My name is Lisa Tsakos, Registered Holistic Nutritional Consultant, corporate speaker and author. This blog provides professional advice from a nutrition and weight loss expert (me!) about corporate and family health. Here you'll find recipes and articles that address work-related challenges like eating on-the-go and maximizing your productivity with the right foods. You'll also find out about how you can help your children develop strong immune systems and healthy bodies. As a nutrition instructor, I often found myself thinking, "When I have kids, this is how I will feed them." With two toddlers, I have the opportunity to practice what I have been preaching and to try out my theories. So far, they seem to be working! Follow me on my journey and also on Twitter @NuVitalityHW.

31 Mar 2012

An anti-inflammatory diet for kids: The basics

If you could go back in time, right back to the beginning of your life to build your immune system with the ingredients and defenses that would protect you throughout your lifetime, wouldn't you?
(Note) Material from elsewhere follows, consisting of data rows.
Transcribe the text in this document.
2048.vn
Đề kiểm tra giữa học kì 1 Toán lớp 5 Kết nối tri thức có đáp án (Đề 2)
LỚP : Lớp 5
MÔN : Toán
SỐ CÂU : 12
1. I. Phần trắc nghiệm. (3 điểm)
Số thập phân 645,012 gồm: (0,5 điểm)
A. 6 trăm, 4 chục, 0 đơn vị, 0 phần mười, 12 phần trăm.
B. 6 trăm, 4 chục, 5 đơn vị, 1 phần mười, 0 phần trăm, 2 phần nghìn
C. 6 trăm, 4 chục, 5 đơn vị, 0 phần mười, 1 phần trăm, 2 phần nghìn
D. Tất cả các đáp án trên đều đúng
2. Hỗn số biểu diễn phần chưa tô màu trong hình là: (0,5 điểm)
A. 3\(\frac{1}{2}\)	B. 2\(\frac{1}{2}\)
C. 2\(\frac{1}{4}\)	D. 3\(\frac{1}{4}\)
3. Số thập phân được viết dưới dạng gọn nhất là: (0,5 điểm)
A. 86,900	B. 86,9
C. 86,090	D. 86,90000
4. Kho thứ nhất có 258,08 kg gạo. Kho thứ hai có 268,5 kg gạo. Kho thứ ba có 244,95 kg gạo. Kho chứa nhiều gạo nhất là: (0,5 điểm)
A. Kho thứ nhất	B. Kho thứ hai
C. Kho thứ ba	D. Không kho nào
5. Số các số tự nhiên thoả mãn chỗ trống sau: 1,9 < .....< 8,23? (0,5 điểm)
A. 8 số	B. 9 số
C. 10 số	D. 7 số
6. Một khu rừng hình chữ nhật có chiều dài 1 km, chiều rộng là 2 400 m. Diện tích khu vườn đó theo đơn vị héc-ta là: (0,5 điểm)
Most of us are backtracking, trying to heal the damage that's been done from years of poor eating habits and inflammation, some of it caused by foods that we thought were healthy!

As a parent, you have an opportunity to get your kids off to a healthy start in life with an anti-inflammatory diet - a diet that provides the healthy building blocks needed by a developing body and mind.

The goals of the diet are:
  • to protect immunity by avoiding ingredients that cause inflammation and an allergic response
  • to protect the gut by minimizing exposure to gluten, sugar and additives known to damage the intestinal lining
  • to provide healthy intestinal flora  
  • to protect the developing brain by providing nutrients known to support learning and cognition, and by avoiding substances known to affect brain development, including gluten and artificial additives
If you are expecting or have a child under 6 months, now is the perfect time to familiarize yourself with these basic guidelines. 

6 months to 1 year (besides breast milk and/or organic formula):
  • Gradual introduction of non-allergenic foods (mostly organic vegetables, fruit, and non-glutinous grains) on a rotational basis
  • Avoidance of sugar and all common allergens (including cow's products, nuts, tomatoes, wheat, etc.)
  • Strict avoidance of artificial colours, flavours, and any other artificial additives

Up to 2 years of age:

  • Continued limitation of sugar and avoidance of gluten and artificial additives
  • Introduction of goat's milk


  • Omega-3 fatty acids DHA, 1,000 mg daily
  • Vitamin D, 1,000 IU daily or more
  • Probiotics (e.g., Natogen by Genestra)

A word on allergies:
Ever since reading Doris Rapp's book, "Is This Your Child", and especially after having my own kids, I'm always watching out for signs of allergies. My kids were fed based on the anti-inflammatory diet guidelines above, and today they show absolutely no signs of allergies or sensitivities to any natural foods. Perhaps it's just luck, but then I see a toddler with dark red circles around her eyes sucking back a Yop and am grateful for my diligence and stick-to-it-iveness when it comes to diet.  

It's best to introduce one new food at a time, and always early in the day. An allergic reaction can sometimes take hours (even days) to manifest. Some reactions to watch out for include:

Physical reactions: 
  • red or black circles around or under the eyes
  • red cheeks 
  • nose rubbing
  • red and/or itchy ears 
  • eye wrinkes
  • mottled tongue
  • itchy anus

Behavioural reactions:
  • aggression
  • temper tantrums
  • lack of alertness 
  • slurring words

You will be surprised by the types of foods that cause reactions - even foods that are considered healthy. Both my kids got red cheeks when they ate tomatoes (even organic ones) and also when they were exposed to strawberries (yup, organic strawberries too). To monitor any changes, tomatoes and strawberries were introduced in very small amounts every couple of months. Olivia had reactions right up until age 2, Ben until 1.5. Today, the only reactions they experience occur from artificial ingredients, in particular, red 40, and little Ben can get a bout of eczema when he eats too many cookies or other foods with added sugar. 

We all want to make our kids happy and to give them foods and snacks we know they'll enjoy. Temptations abound and they sure taste good. Since we can only 'control' what they eat for the first two or three years of their lives, let's make them the healthiest. Thirty years from now when they're vital and healthy, they'll thank you for it!